Cinco cambios necesarios
1. Trámites ágiles y con tiempos definidos
Los retrasos ahuyentan a los inversionistas. México debe digitalizar procesos, automatizar decisiones y establecer plazos claros para la aprobación de estudios, como lo hace la FDA en Estados Unidos.
2. Reglas flexibles para tecnologías nuevas
Los medicamentos desarrollados con inteligencia artificial o genética no pueden evaluarse con criterios del pasado. Las normas deben adaptarse al ritmo de la ciencia, especialmente en terapias innovadoras o personalizadas.
3. Alinearse con los estándares globales
Al adoptar las guías ICH y reconocer evaluaciones de agencias como la FDA o EMA, México puede evitar duplicaciones y acelerar la llegada de nuevos fármacos. Países como Canadá o Reino Unido ya lo hacen mediante alianzas regulatorias.
4. Confianza para atraer inversión
Es clave establecer mecanismos de revisión rápida para enfermedades graves y firmar acuerdos con otros países para compartir datos, monitorear efectos secundarios y aumentar la seguridad de los tratamientos.
5. Más estudios clínicos en México
Eli Lilly tiene cerca de 10 mil pacientes mexicanos participando en más de 70 protocolos activos.

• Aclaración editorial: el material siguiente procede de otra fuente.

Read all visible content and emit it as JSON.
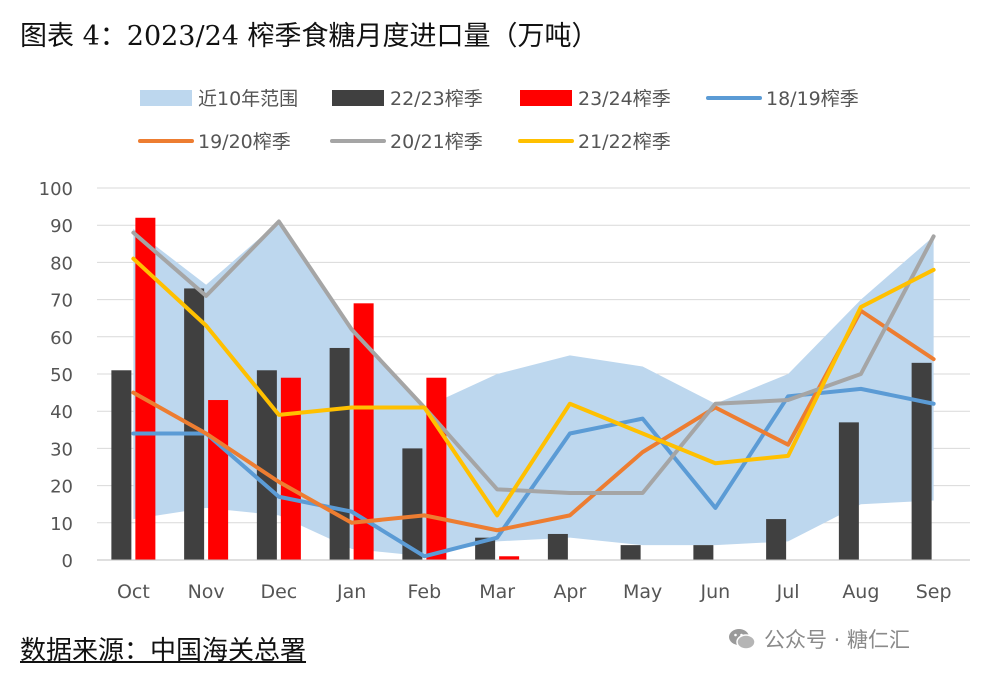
{
  "title": "图表 4：2023/24 榨季食糖月度进口量（万吨）",
  "source": "数据来源：中国海关总署",
  "watermark": {
    "icon": "wechat-icon",
    "text": "公众号 · 糖仁汇"
  },
  "colors": {
    "range": "#BDD7EE",
    "s2223": "#404040",
    "s2324": "#FF0000",
    "s1819": "#5B9BD5",
    "s1920": "#ED7D31",
    "s2021": "#A5A5A5",
    "s2122": "#FFC000",
    "grid": "#D9D9D9"
  },
  "chart_data": {
    "type": "bar",
    "categories": [
      "Oct",
      "Nov",
      "Dec",
      "Jan",
      "Feb",
      "Mar",
      "Apr",
      "May",
      "Jun",
      "Jul",
      "Aug",
      "Sep"
    ],
    "ylim": [
      0,
      100
    ],
    "yticks": [
      0,
      10,
      20,
      30,
      40,
      50,
      60,
      70,
      80,
      90,
      100
    ],
    "grid": true,
    "legend_position": "top",
    "range_band": {
      "name": "近10年范围",
      "low": [
        11,
        14,
        12,
        3,
        1,
        5,
        6,
        4,
        4,
        5,
        15,
        16
      ],
      "high": [
        89,
        74,
        91,
        62,
        41,
        50,
        55,
        52,
        42,
        50,
        70,
        87
      ]
    },
    "bar_series": [
      {
        "name": "22/23榨季",
        "values": [
          51,
          73,
          51,
          57,
          30,
          6,
          7,
          4,
          4,
          11,
          37,
          53
        ]
      },
      {
        "name": "23/24榨季",
        "values": [
          92,
          43,
          49,
          69,
          49,
          1,
          null,
          null,
          null,
          null,
          null,
          null
        ]
      }
    ],
    "line_series": [
      {
        "name": "18/19榨季",
        "values": [
          34,
          34,
          17,
          13,
          1,
          6,
          34,
          38,
          14,
          44,
          46,
          42
        ]
      },
      {
        "name": "19/20榨季",
        "values": [
          45,
          34,
          21,
          10,
          12,
          8,
          12,
          29,
          41,
          31,
          67,
          54
        ]
      },
      {
        "name": "20/21榨季",
        "values": [
          88,
          71,
          91,
          62,
          41,
          19,
          18,
          18,
          42,
          43,
          50,
          87
        ]
      },
      {
        "name": "21/22榨季",
        "values": [
          81,
          63,
          39,
          41,
          41,
          12,
          42,
          34,
          26,
          28,
          68,
          78
        ]
      }
    ]
  }
}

Esa cifra podría duplicarse si se mejoran los tiempos de autorización. El país ha perdido proyectos por burocracia, a pesar de contar con médicos e instituciones de primer nivel.
Un caso exitoso: Alzheimer
García relató cómo la FDA impulsó un tercer ensayo para un fármaco contra el Alzheimer que antes había fracasado. Esa decisión, lejos de cerrar el proyecto, permitió ajustar el tratamiento y obtener buenos resultados. “La insistencia salvó años de trabajo”, afirmó.
Plan México: buenas ideas, poca acción
Reconoció que Cofepris ya tiene una hoja de ruta clara con digitalización, expedientes electrónicos, transparencia y alineación con estándares internacionales. Pero advirtió: “No basta con planear. Hay que ejecutar rápido y sostener los avances”.
Perder pacientes por burocracia
México compite por atraer estudios, como se compite por partidos. “No podemos dejar que otros países se lleven los pacientes por tener trámites más rápidos. Tenemos con qué ganar, pero la regulación debe dejar de ser una barrera”, sentenció.
Innovación como política pública
Para cerrar, insistió en que el impulso a la investigación clínica debe ser parte del proyecto de país. “Si queremos mejorar la salud y el desarrollo, necesitamos normas que acompañen al futuro, no que lo detengan”.